Coronavirus ruins everything, including that which the present home had preserved from the architectural myth of the primitive hut until the 21st century. Marc-Antoine Laugier’s ‘petite cabane rustique,’ human’s first house and retreat allowed both its inhabitant and architect to dwell inside it and return to simplicity, naturalising both aesthetic and social conventions. Now, any disciplinary or patriarchic founding myth won’t help.
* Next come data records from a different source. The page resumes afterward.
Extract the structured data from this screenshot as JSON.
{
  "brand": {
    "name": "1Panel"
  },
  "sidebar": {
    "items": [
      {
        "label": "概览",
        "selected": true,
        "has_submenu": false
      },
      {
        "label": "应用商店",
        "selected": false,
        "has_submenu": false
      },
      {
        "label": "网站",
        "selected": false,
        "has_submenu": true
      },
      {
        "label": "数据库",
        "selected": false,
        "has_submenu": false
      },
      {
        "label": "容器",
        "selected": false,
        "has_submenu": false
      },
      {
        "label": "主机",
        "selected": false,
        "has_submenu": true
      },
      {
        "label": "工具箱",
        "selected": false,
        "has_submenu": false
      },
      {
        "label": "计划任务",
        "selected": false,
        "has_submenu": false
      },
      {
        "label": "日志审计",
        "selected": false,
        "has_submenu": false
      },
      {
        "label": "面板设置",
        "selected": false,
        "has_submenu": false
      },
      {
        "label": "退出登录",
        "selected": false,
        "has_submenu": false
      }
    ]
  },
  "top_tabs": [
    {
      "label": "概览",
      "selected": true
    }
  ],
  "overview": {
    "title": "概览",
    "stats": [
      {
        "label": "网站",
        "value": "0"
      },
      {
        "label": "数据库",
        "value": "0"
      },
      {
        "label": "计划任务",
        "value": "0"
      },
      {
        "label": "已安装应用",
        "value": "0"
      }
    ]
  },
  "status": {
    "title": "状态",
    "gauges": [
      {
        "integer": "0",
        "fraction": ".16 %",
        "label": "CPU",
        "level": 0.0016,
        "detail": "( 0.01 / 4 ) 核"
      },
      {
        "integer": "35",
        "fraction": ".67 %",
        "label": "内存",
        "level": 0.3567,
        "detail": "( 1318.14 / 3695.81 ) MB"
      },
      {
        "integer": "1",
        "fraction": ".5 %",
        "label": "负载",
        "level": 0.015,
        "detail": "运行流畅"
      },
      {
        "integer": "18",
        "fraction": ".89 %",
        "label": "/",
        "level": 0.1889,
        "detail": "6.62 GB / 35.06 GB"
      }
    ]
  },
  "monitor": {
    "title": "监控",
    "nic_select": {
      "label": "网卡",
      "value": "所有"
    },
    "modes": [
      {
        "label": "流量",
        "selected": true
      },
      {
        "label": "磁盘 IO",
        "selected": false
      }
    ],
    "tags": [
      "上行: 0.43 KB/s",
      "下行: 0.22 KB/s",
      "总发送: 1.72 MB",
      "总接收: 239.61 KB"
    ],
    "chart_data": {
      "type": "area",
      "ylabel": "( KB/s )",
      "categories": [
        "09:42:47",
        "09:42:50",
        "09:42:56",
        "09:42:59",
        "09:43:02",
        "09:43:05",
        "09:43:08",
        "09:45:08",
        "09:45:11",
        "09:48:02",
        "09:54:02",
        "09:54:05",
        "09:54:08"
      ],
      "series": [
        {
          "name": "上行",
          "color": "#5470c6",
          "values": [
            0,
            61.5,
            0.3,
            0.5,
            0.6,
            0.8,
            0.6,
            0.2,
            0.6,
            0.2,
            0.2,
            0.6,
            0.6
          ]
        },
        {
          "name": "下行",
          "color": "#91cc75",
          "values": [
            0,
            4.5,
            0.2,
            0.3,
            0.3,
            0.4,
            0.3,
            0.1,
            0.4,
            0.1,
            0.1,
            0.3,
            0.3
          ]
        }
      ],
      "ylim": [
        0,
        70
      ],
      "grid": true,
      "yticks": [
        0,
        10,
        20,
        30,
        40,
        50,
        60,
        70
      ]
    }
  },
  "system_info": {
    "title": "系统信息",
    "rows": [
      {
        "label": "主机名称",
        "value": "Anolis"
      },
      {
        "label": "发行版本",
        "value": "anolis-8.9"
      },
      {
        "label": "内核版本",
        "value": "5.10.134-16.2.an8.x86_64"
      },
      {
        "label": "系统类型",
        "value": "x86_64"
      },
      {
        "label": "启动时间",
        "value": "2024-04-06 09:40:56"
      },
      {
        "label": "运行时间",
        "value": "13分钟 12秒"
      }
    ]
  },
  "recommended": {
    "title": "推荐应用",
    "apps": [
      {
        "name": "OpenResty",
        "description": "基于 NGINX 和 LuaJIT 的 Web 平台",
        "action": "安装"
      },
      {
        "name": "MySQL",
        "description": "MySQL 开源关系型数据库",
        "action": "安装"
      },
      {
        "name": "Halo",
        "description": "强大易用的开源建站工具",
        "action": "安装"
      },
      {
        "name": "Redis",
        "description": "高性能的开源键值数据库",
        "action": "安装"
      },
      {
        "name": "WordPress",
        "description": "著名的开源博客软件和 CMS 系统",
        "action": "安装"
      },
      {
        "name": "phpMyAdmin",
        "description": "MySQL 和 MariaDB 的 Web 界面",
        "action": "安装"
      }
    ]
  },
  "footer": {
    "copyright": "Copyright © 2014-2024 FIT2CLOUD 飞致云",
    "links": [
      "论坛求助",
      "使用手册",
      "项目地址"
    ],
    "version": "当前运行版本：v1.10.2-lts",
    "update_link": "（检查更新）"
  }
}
The home depends on download as well as upload rates, that is, on its connection to the fibre-optic network that transfers data and protocols instantaneously: from the global market, aka Amazon, to online banking and video streaming, to the systems that patrol the garden, heat and cool the bedroom.
In times of staying home, high-speed internet is the new fundamental of a house, its new simplicity, emblematised in Google’s own primitive ‘fiber huts’ shaped after a ship container or (rather unconsciously) an Amazon cardboard box. They house cables, have a barbed wire fence around them, and occupy 130 square meters of public space each (to be provided by the local municipality). A part of the Access division of Alphabet, Google Fiber provides fibre optic-based broadband internet and delivers high-speed connectivity currently deploying in 19 cities across the US. For the operation of this fibre optic network Google needs detailed data including maps of local utility poles, conduit and existing water, gas and electricity lines. The primitive hut has transformed from an anthropological into an infrastructural cabane rustique.

Google Earth screenshot, Street View of a Google “Fiber Hut”, Charlotte, North Carolina, 2020.